Writing is both a very solitary buisness and yet you also have to put your work out there for other people (some you know, some who shall forever remain faceless) and lay yourself bare for them, hoping they won’t tear your dreams apart. This is the reason why I have not yet submitted anything to an agent or publisher. I’ve entered the odd competition, and heard nothing but that still is easier to deal with than the response of have you tried another career? I’ve written a series of stories which mean an awful lot to me. I know they’re not perfect, I know they need redrafting again (although, the urge to get the next story in the series out of my head before re-drafting the previous one is an awful habit I’ve gotten stuck with) but the idea of someone telling me that they really aren’t good enough is terrifying. If I don’t submit them, then who knows, maybe they are really good and people would love them if they saw them: I can still cling to that hope.
Amusingly enough, as I write this blog post I even had to ask my partner to not read it behind me as I found myself too embarrassed so he went into another room. He can read it later. When I’m not there to see his face. And preferably not mention to me that he read it in case he found something wrong with it.
As I said in my about me section, my mum is my biggest fan (I know she has to be) but she tells me that, ‘no they are good and I’m not just saying that.’ And when she reads them, I enjoy being taken along for the ride again, seeing which bits she liked, which bits surprised her and whether it has sparked any emotional response. So is this enough to call myself a writer? Do you have to have thousands of readers and be on bestseller lists or is taking one person off to another world for a little while enough? I like to think it is. I like to think of myself as a writer despite not having any ‘success’ yet.

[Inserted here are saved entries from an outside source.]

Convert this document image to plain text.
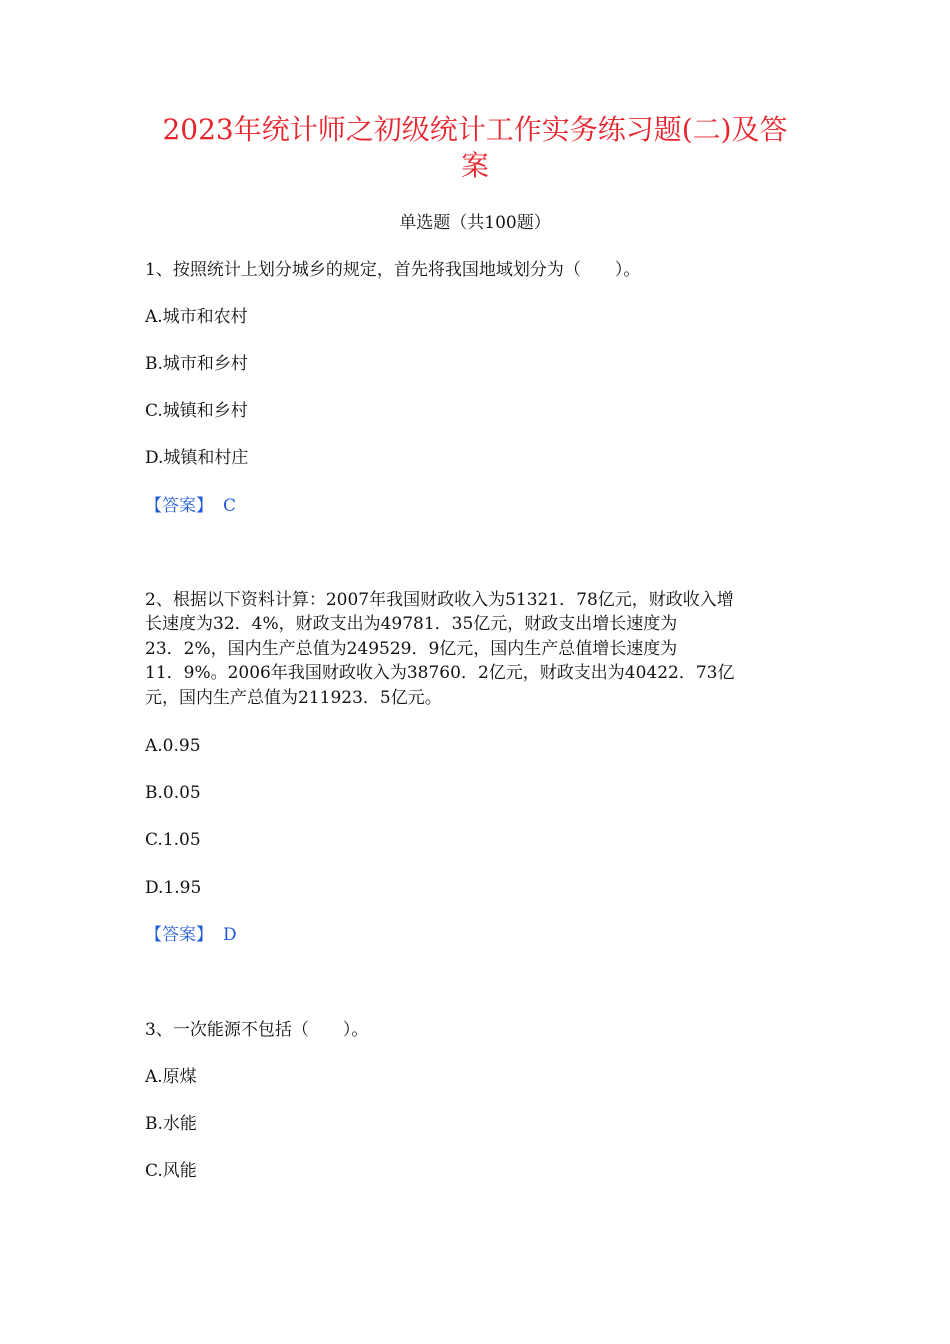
2023年统计师之初级统计工作实务练习题(二)及答
案
单选题（共100题）
1、按照统计上划分城乡的规定，首先将我国地域划分为（　　）。
A.城市和农村
B.城市和乡村
C.城镇和乡村
D.城镇和村庄
【答案】 C
2、根据以下资料计算：2007年我国财政收入为51321．78亿元，财政收入增
长速度为32．4%，财政支出为49781．35亿元，财政支出增长速度为
23．2%，国内生产总值为249529．9亿元，国内生产总值增长速度为
11．9%。2006年我国财政收入为38760．2亿元，财政支出为40422．73亿
元，国内生产总值为211923．5亿元。
A.0.95
B.0.05
C.1.05
D.1.95
【答案】 D
3、一次能源不包括（　　）。
A.原煤
B.水能
C.风能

I often read the competition winning entries and think mine was a lot simpler than that. Not as high-brow perhaps; but I keep thinking of something Ben Aaronovitch said when on a book tour a couple of years back. Reading something shouldn’t have to be hard work. So yes, my writing may be simplistic and some may frown upon the modern fantasy genre (but who didn’t have a vampire phase, honestly) but I enjoy reading that and I enjoy writing that. So I suppose the question I initially asked of ‘am I good enough?’ is the wrong question. Perhaps the question should be ‘what is good enough?’ or maybe even ‘does being “good enough” even matter?’ If you can make a difference to one person for a little while maybe that’s all that matters. Maybe all you need is one reader, one fan.
Having said all that, I am going to stick by the promise of putting stories on here for you to read and yes, hopefully that series I mentioned will grace an agent’s desk one day. But you don’t have to like it and that doesn’t necessarily mean I’m not a writer because although you might not like it, someone out there has to, even if it’s just one. So I’m on a quest; you’re out there reader. And I will find you. Mwahahahaha. Cough. Sorry.
You are a writer. I can confidently assure you of this as a novelist that writes 2,000-4,000 pages a year (the curse of hypergraphia), but everything you said was the trait of a writer. You. Are. A. Writer. You will never please every single person that reads your work- everyone likes something different. That doesn’t diminish the value of your thoughts. You are crafting your story out of the ether… you are creating something that didn’t exist and adding to our greater humanity. When the worst-case-scenario is that you leave a book behind for your descendants to read- you are doing something beautiful and special. I value a simple journal that my great-great-grandfather left behind. It journals his pursuit of a prostitute he loved that was less than half his age (and younger than some of his adult children). The horrible man abandoned his wife and 7 children to pursue this young woman… and due to this man documenting his horrible behavior- I came to understand how my great-grandmother (his daughter) became such a strong woman, in spite of her father’s behavior. You are creating something that will inspire your descendants and allow you to live forever through your words. Keep writing!